During destruction, some C++ objects would discard the registered callbacks if
those have yet to be called. These kind of APIs are said to guarantee *at most
once delivery*. `async::Wait` and `async::Task` are examples of such objects.
This style works well when the callback references a single receiver that owns
the wait/task, i.e. the callback is an upcall. These APIs are typically also
thread-unsafe and requires the aforementioned mutual exclusion guarantee.
Other objects will always call the the registered callback exactly once, even
during destruction. Those calls would typically provide an error or status
indicating cancellation. They are said to guarantee *exactly once delivery*.
One should consult the corresponding documentation when using an
asynchronous API to understand the cancellation semantics.
It is possible to convert an *exactly once* API into an *at most once* API by
discarding the upcall if the object making the upcalls is already destroyed.

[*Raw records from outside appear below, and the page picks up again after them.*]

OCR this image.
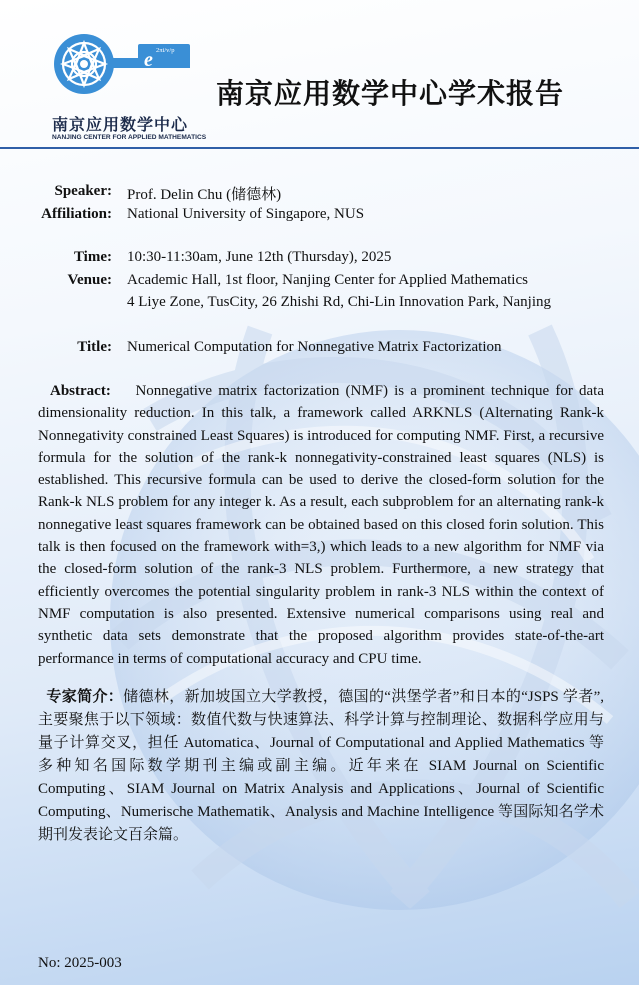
e 2πi/v/p
南京应用数学中心
NANJING CENTER FOR APPLIED MATHEMATICS
南京应用数学中心学术报告
Speaker: Prof. Delin Chu (储德林)
Affiliation: National University of Singapore, NUS
Time: 10:30-11:30am, June 12th (Thursday), 2025
Venue: Academic Hall, 1st floor, Nanjing Center for Applied Mathematics
4 Liye Zone, TusCity, 26 Zhishi Rd, Chi-Lin Innovation Park, Nanjing
Title: Numerical Computation for Nonnegative Matrix Factorization
Abstract: Nonnegative matrix factorization (NMF) is a prominent technique for data dimensionality reduction. In this talk, a framework called ARKNLS (Alternating Rank-k Nonnegativity constrained Least Squares) is introduced for computing NMF. First, a recursive formula for the solution of the rank-k nonnegativity-constrained least squares (NLS) is established. This recursive formula can be used to derive the closed-form solution for the Rank-k NLS problem for any integer k. As a result, each subproblem for an alternating rank-k nonnegative least squares framework can be obtained based on this closed forin solution. This talk is then focused on the framework with=3,) which leads to a new algorithm for NMF via the closed-form solution of the rank-3 NLS problem. Furthermore, a new strategy that efficiently overcomes the potential singularity problem in rank-3 NLS within the context of NMF computation is also presented. Extensive numerical comparisons using real and synthetic data sets demonstrate that the proposed algorithm provides state-of-the-art performance in terms of computational accuracy and CPU time.
专家简介：储德林，新加坡国立大学教授，德国的“洪堡学者”和日本的“JSPS 学者”,主要聚焦于以下领域：数值代数与快速算法、科学计算与控制理论、数据科学应用与量子计算交叉，担任 Automatica、Journal of Computational and Applied Mathematics 等多种知名国际数学期刊主编或副主编。近年来在 SIAM Journal on Scientific Computing、SIAM Journal on Matrix Analysis and Applications、Journal of Scientific Computing、Numerische Mathematik、Analysis and Machine Intelligence 等国际知名学术期刊发表论文百余篇。
No: 2025-003
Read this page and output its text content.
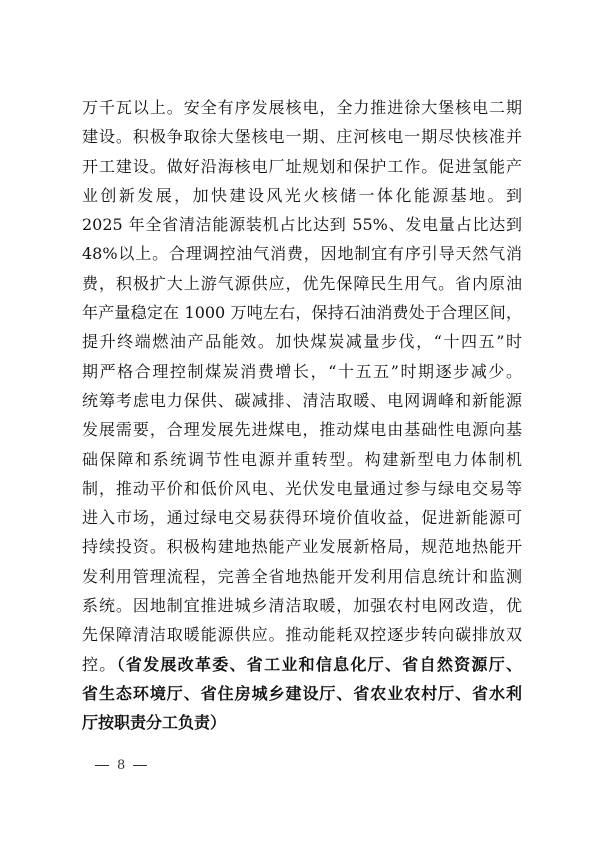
万千瓦以上。安全有序发展核电，全力推进徐大堡核电二期
建设。积极争取徐大堡核电一期、庄河核电一期尽快核准并
开工建设。做好沿海核电厂址规划和保护工作。促进氢能产
业创新发展，加快建设风光火核储一体化能源基地。到
2025 年全省清洁能源装机占比达到 55%、发电量占比达到
48%以上。合理调控油气消费，因地制宜有序引导天然气消
费，积极扩大上游气源供应，优先保障民生用气。省内原油
年产量稳定在 1000 万吨左右，保持石油消费处于合理区间，
提升终端燃油产品能效。加快煤炭减量步伐，“十四五”时
期严格合理控制煤炭消费增长，“十五五”时期逐步减少。
统筹考虑电力保供、碳减排、清洁取暖、电网调峰和新能源
发展需要，合理发展先进煤电，推动煤电由基础性电源向基
础保障和系统调节性电源并重转型。构建新型电力体制机
制，推动平价和低价风电、光伏发电量通过参与绿电交易等
进入市场，通过绿电交易获得环境价值收益，促进新能源可
持续投资。积极构建地热能产业发展新格局，规范地热能开
发利用管理流程，完善全省地热能开发利用信息统计和监测
系统。因地制宜推进城乡清洁取暖，加强农村电网改造，优
先保障清洁取暖能源供应。推动能耗双控逐步转向碳排放双
控。（省发展改革委、省工业和信息化厅、省自然资源厅、
省生态环境厅、省住房城乡建设厅、省农业农村厅、省水利
厅按职责分工负责）
8
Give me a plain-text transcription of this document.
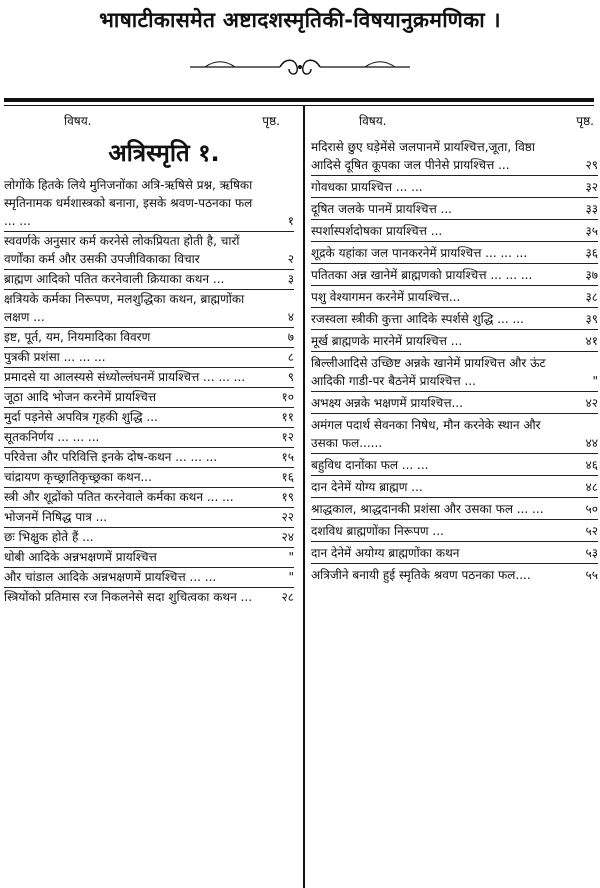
भाषाटीकासमेत अष्टादशस्मृतिकी-विषयानुक्रमणिका ।
विषय.	पृष्ठ.
अत्रिस्मृति १.
लोगोंके हितके लिये मुनिजनोंका अत्रि-ऋषिसे प्रश्न, ऋषिका स्मृतिनामक धर्मशास्त्रको बनाना, इसके श्रवण-पठनका फल ... ...	१
स्ववर्णके अनुसार कर्म करनेसे लोकप्रियता होती है, चारों वर्णोंका कर्म और उसकी उपजीविकाका विचार	२
ब्राह्मण आदिको पतित करनेवाली क्रियाका कथन ...	३
क्षत्रियके कर्मका निरूपण, मलशुद्धिका कथन, ब्राह्मणोंका लक्षण ...	४
इष्ट, पूर्त, यम, नियमादिका विवरण	७
पुत्रकी प्रशंसा ... ... ...	८
प्रमादसे या आलस्यसे संध्योल्लंघनमें प्रायश्चित्त ... ... ...	९
जूठा आदि भोजन करनेमें प्रायश्चित्त	१०
मुर्दा पड़नेसे अपवित्र गृहकी शुद्धि ...	११
सूतकनिर्णय ... ... ...	१२
परिवेत्ता और परिवित्ति इनके दोष-कथन ... ... ...	१५
चांद्रायण कृच्छ्रातिकृच्छ्रका कथन...	१६
स्त्री और शूद्रोंको पतित करनेवाले कर्मका कथन ... ...	१९
भोजनमें निषिद्ध पात्र ...	२२
छः भिक्षुक होते हैं ...	२४
धोबी आदिके अन्नभक्षणमें प्रायश्चित्त	"
और चांडाल आदिके अन्नभक्षणमें प्रायश्चित्त ... ...	"
स्त्रियोंको प्रतिमास रज निकलनेसे सदा शुचित्वका कथन ...	२८
विषय.	पृष्ठ.
मदिरासे छुए घड़ेमेंसे जलपानमें प्रायश्चित्त,जूता, विष्ठा आदिसे दूषित कूपका जल पीनेसे प्रायश्चित्त ...	२९
गोवधका प्रायश्चित्त ... ...	३२
दूषित जलके पानमें प्रायश्चित्त ...	३३
स्पर्शास्पर्शदोषका प्रायश्चित्त ...	३५
शूद्रके यहांका जल पानकरनेमें प्रायश्चित्त ... ... ...	३६
पतितका अन्न खानेमें ब्राह्मणको प्रायश्चित्त ... ... ...	३७
पशु वेश्यागमन करनेमें प्रायश्चित्त...	३८
रजस्वला स्त्रीकी कुत्ता आदिके स्पर्शसे शुद्धि ... ...	३९
मूर्ख ब्राह्मणके मारनेमें प्रायश्चित्त ...	४१
बिल्लीआदिसे उच्छिष्ट अन्नके खानेमें प्रायश्चित्त और ऊंट आदिकी गाडी-पर बैठनेमें प्रायश्चित्त ...	"
अभक्ष्य अन्नके भक्षणमें प्रायश्चित्त...	४२
अमंगल पदार्थ सेवनका निषेध, मौन करनेके स्थान और उसका फल......	४४
बहुविध दानोंका फल ... ...	४६
दान देनेमें योग्य ब्राह्मण ...	४८
श्राद्धकाल, श्राद्धदानकी प्रशंसा और उसका फल ... ...	५०
दशविध ब्राह्मणोंका निरूपण ...	५२
दान देनेमें अयोग्य ब्राह्मणोंका कथन	५३
अत्रिजीने बनायी हुई स्मृतिके श्रवण पठनका फल....	५५
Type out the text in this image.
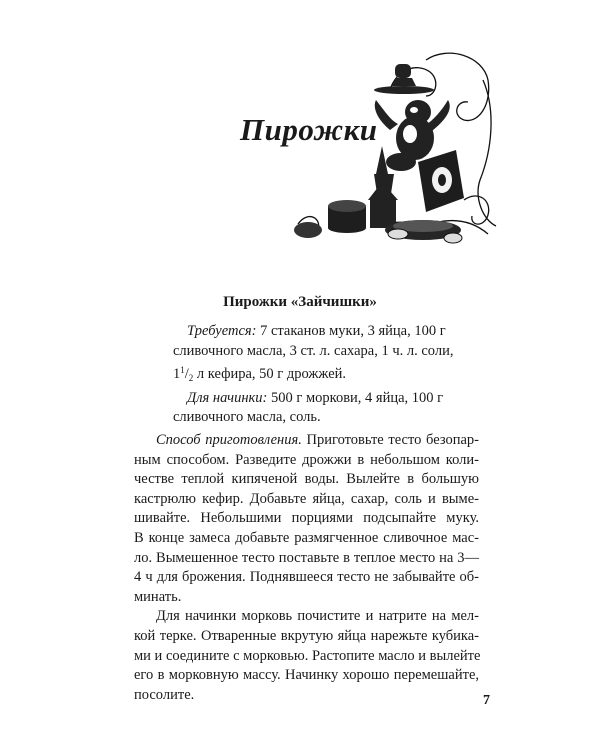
Пирожки
Пирожки «Зайчишки»
Требуется: 7 стаканов муки, 3 яйца, 100 г
сливочного масла, 3 ст. л. сахара, 1 ч. л. соли,
$1^1/_2$ л кефира, 50 г дрожжей.
Для начинки: 500 г моркови, 4 яйца, 100 г
сливочного масла, соль.
Способ приготовления. Приготовьте тесто безопар-
ным способом. Разведите дрожжи в небольшом коли-
честве теплой кипяченой воды. Вылейте в большую
кастрюлю кефир. Добавьте яйца, сахар, соль и выме-
шивайте. Небольшими порциями подсыпайте муку.
В конце замеса добавьте размягченное сливочное мас-
ло. Вымешенное тесто поставьте в теплое место на 3—
4 ч для брожения. Поднявшееся тесто не забывайте об-
минать.
Для начинки морковь почистите и натрите на мел-
кой терке. Отваренные вкрутую яйца нарежьте кубика-
ми и соедините с морковью. Растопите масло и вылейте
его в морковную массу. Начинку хорошо перемешайте,
посолите.	7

[`closure-queue`][closure-queue] is a library that implements this idea;
destroying a `ClosureQueue` will discard unexecuted callbacks scheduled on that
queue.
### Use an object with different mutual exclusion requirements
To maintain the mutual exclusion guarantees, one may manage and use a group of
objects on the same sequence (if supported) or single threaded dispatcher. Those
objects can synchronously call into one another without breaking the mutual
exclusion runtime checks. A special case of this is an application that runs
everything on a single `async::Loop` with a single thread, typically called the
main thread.
More complex applications may have multiple sequences or multiple single
threaded dispatchers. When individual objects must be used from their
corresponding sequence or single threaded dispatcher, a question arises: how
does one object call another object if they are associated with different
dispatchers?
A time-tested approach is to have the objects send messages between one another,
as opposed to synchronously calling their instance methods. Concretely, this
could mean that if object `A` needs to do something to object `B`, `A` would
post an asynchronous task to `B`'s dispatcher using `async::PostTask`. The task
(usually a lambda function) may then synchronously use `B` because it is already
running under `B`'s mutual exclusion guarantee.
When tasks are posted to a different dispatcher, it's harder to safely discard
them when the receiver object goes out of scope. Here are some approaches:
- One may shutdown the dispatcher before destroying the object, if that
dispatcher serves exactly that object. For example, `B` may own an
`async::Loop` as the last member field. When `B` destructs, the `async::Loop`
would be destroyed, which silently discards any unexecuted tasks posted to
`B`.
- One may reference count the objects, and pass a weak pointer to the posted
task. The posted task should do nothing if the pointer is expired.
Golang is a popular [example][golang] that baked this principle into their
language design.
## Prior arts
Lightweight mechanisms of ensuring a set of tasks execute one after the other,
without necessarily starting operating system threads, is a recurring theme:
- The Chromium project defines a similar sequence concept: [Threading and
tasks in Chrome][chrome].
- The Java Platform added [virtual threads][java].
[async-readme]: /zircon/system/ulib/async/README.md
[async-loop]: /zircon/system/ulib/async-loop/include/lib/async-loop/loop.h
[async-loop-cpp]: /zircon/system/ulib/async-loop/include/lib/async-loop/cpp/loop.h
[async-wait]: /zircon/system/ulib/async/include/lib/async/cpp/wait.h
[fdf-dispatcher]: /sdk/lib/driver/runtime/include/lib/fdf/cpp/dispatcher.h
[thread-safety]: https://en.wikipedia.org/wiki/Thread_safety
[data-race]: http://eel.is/c++draft/intro.races#21
[abseil-thread-safety]: https://abseil.io/blog/20180531-regular-types#data-races-and-thread-safety-properties
[cpp-threading-guide]: /docs/development/languages/fidl/tutorials/cpp/topics/threading.md
[closure-queue]: /zircon/system/ulib/closure-queue/include/lib/closure-queue/closure_queue.h
[chrome]: https://chromium.googlesource.com/chromium/src/+/master/docs/threading_and_tasks.md
[java]: https://openjdk.org/jeps/425
[golang]: https://go.dev/blog/codelab-share